Dive Brief:

  • The Department of Homeland Security’s Cybersecurity and Infrastructure Security Agency has posted a barrage of warnings about cyber vulnerabilities affecting four separate Baxter devices.

  • DHS on Thursday published four alerts, ranging from 7.5 to 8.6 on its 10-point severity scale, about vulnerabilities in Baxter devices including infusion pumps and hemodialysis delivery systems. All the advisories detailed failures to encrypt data during transmission between technologies. The agency also flagged some less serious vulnerabilities impacting other devices sold by BD and Biotronik.

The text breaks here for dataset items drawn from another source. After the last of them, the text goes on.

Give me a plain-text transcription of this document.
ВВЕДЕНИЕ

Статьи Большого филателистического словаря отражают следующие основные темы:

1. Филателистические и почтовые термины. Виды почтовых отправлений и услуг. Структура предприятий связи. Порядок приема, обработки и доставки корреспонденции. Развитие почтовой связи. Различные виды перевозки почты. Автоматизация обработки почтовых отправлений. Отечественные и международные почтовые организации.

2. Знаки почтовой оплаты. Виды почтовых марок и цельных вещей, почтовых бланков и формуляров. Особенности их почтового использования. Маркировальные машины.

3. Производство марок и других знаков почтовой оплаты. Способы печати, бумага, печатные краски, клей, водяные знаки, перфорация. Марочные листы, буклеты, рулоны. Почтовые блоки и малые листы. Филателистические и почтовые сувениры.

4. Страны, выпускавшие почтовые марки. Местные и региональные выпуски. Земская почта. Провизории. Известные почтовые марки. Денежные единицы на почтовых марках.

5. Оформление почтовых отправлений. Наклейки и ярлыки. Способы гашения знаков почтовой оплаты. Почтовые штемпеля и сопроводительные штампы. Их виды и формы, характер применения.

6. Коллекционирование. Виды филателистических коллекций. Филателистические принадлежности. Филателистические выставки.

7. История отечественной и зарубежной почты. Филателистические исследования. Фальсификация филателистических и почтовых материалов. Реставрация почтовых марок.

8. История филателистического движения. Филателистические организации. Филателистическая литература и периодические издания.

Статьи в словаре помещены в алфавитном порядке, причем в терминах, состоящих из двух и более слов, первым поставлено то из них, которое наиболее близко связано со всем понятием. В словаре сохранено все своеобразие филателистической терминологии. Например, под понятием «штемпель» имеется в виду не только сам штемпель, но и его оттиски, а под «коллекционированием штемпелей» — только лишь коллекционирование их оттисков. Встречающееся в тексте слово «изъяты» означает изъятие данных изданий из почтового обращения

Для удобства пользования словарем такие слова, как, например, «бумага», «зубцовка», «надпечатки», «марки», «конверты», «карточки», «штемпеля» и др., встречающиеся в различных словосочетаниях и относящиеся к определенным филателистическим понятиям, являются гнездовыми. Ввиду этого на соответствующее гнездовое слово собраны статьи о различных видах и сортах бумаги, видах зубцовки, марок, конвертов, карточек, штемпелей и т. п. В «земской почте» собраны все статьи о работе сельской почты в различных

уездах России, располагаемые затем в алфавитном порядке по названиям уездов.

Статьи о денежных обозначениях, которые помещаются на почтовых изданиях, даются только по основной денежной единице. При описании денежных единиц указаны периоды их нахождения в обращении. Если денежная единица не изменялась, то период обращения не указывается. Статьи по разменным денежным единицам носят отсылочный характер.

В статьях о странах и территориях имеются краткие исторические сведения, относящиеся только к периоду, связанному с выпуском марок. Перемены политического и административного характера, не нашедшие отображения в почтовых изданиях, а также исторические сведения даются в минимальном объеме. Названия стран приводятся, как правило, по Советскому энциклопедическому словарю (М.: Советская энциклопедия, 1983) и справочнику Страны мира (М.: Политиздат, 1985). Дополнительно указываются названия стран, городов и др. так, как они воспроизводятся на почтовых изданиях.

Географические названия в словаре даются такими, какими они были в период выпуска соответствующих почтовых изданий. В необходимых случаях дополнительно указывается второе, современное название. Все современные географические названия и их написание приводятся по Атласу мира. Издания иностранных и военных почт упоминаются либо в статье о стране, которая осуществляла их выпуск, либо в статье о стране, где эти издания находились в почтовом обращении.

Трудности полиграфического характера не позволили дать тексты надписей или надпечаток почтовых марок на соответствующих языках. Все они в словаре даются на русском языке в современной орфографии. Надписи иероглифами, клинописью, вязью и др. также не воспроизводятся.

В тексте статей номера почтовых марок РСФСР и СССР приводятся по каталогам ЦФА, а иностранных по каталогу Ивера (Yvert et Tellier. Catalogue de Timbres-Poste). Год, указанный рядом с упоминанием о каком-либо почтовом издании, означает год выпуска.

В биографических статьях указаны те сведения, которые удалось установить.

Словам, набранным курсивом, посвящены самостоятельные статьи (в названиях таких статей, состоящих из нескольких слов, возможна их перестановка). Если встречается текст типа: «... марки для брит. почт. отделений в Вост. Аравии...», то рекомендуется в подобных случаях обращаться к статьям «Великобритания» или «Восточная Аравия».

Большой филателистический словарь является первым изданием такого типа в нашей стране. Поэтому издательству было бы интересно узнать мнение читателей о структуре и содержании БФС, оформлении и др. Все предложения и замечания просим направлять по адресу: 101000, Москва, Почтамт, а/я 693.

  • Baxter, which issued its own security bulletins about the devices, wants users to mitigate the risks created by the use of cleartext messaging by isolating certain products on dedicated subnetworks. Other vulnerabilities, such as the hard-coded passwords used by PrismaFlex, have already been fixed through software updates.

Dive Insight:

The DHS warnings about the Baxter devices relate to cleartext transmission of data and the potential threats to privacy. The use of cleartext messaging by devices during transmission means anyone who can access the data can potentially see sensitive medical information. In the case of Baxter’s Phoenix Hemodialysis Delivery System, using cleartext communication could enable someone with access to the network to view information about the treatment administered to a patient.

Baxter discovered and voluntarily disclosed these vulnerabilities to DHS, which led the agency to issue a clutch of security alerts regarding the company’s Phoenix system and three other devices that use cleartext messaging. The agency said it is most concerned about the vulnerabilities found in Baxter’s Sigma Spectrum Infusion Pumps.

In an advisory, DHS said the pumps suffer from the same cleartext communication problem as the other three Baxter products. The pumps also suffer from five other vulnerabilities, the most serious of which scored 8.6 on the 10-point threat scale.

DHS is most concerned about the embedding of non-encrypted passwords in the source code, and a vulnerability that could allow a hacker see data and change settings on the wireless battery module.

The alert about Baxter’s ExactaMix automated pumping system lists seven vulnerabilities. The agency again highlighted the use of non-encrypted passwords, as well as other issues with how the device handles sensitive data.

DHS’ alert about Baxter’s PrismaFlex and PrisMax devices also detailed the use of cleartext messages and hard-coded passwords. The fourth alert, which addresses Baxter’s Phoenix hemodialysis system, only covers the cleartext communication vulnerability. DHS sees the use of cleartext communication as particularly problematic in the context of the Phoenix system, reflecting the fact that the device sends sensitive treatment and prescription data. 

Baxter in a statement to MedTech Dive said the company recently completed an extensive product security assessment of its medical devices and identified vulnerabilities which it considers to be “controlled” risks. However, the medtech said they “do not directly pose a risk to patient safety” and noted it worked with DHS to alert customers.   

The flurry of cybersecurity notices mars Baxter’s relatively clean record. The only other notice listed on DHS’ site about a Baxter device dates back to 2015, when the agency flagged up another issue with the wireless battery module used with the company’s Sigma infusion pumps. 

DHS on Thursday also posted new notices about BD and Biotronik devices. The Biotronik alert covers a cleartext communication issue, although in that case the vulnerability could only disclose credentials for connecting to remote communication infrastructure. DHS gave the cleartext vulnerability a score of 4.3 on the threat scale. The vulnerability affects CardioMessenger home monitoring units. 

The BD alert is unrelated to cleartext communication. Rather, DHS called out BD for a weakness in its Alaris infusion technology that could enable a hacker to disconnect the device from a wireless network. The pump can function without wireless connectivity.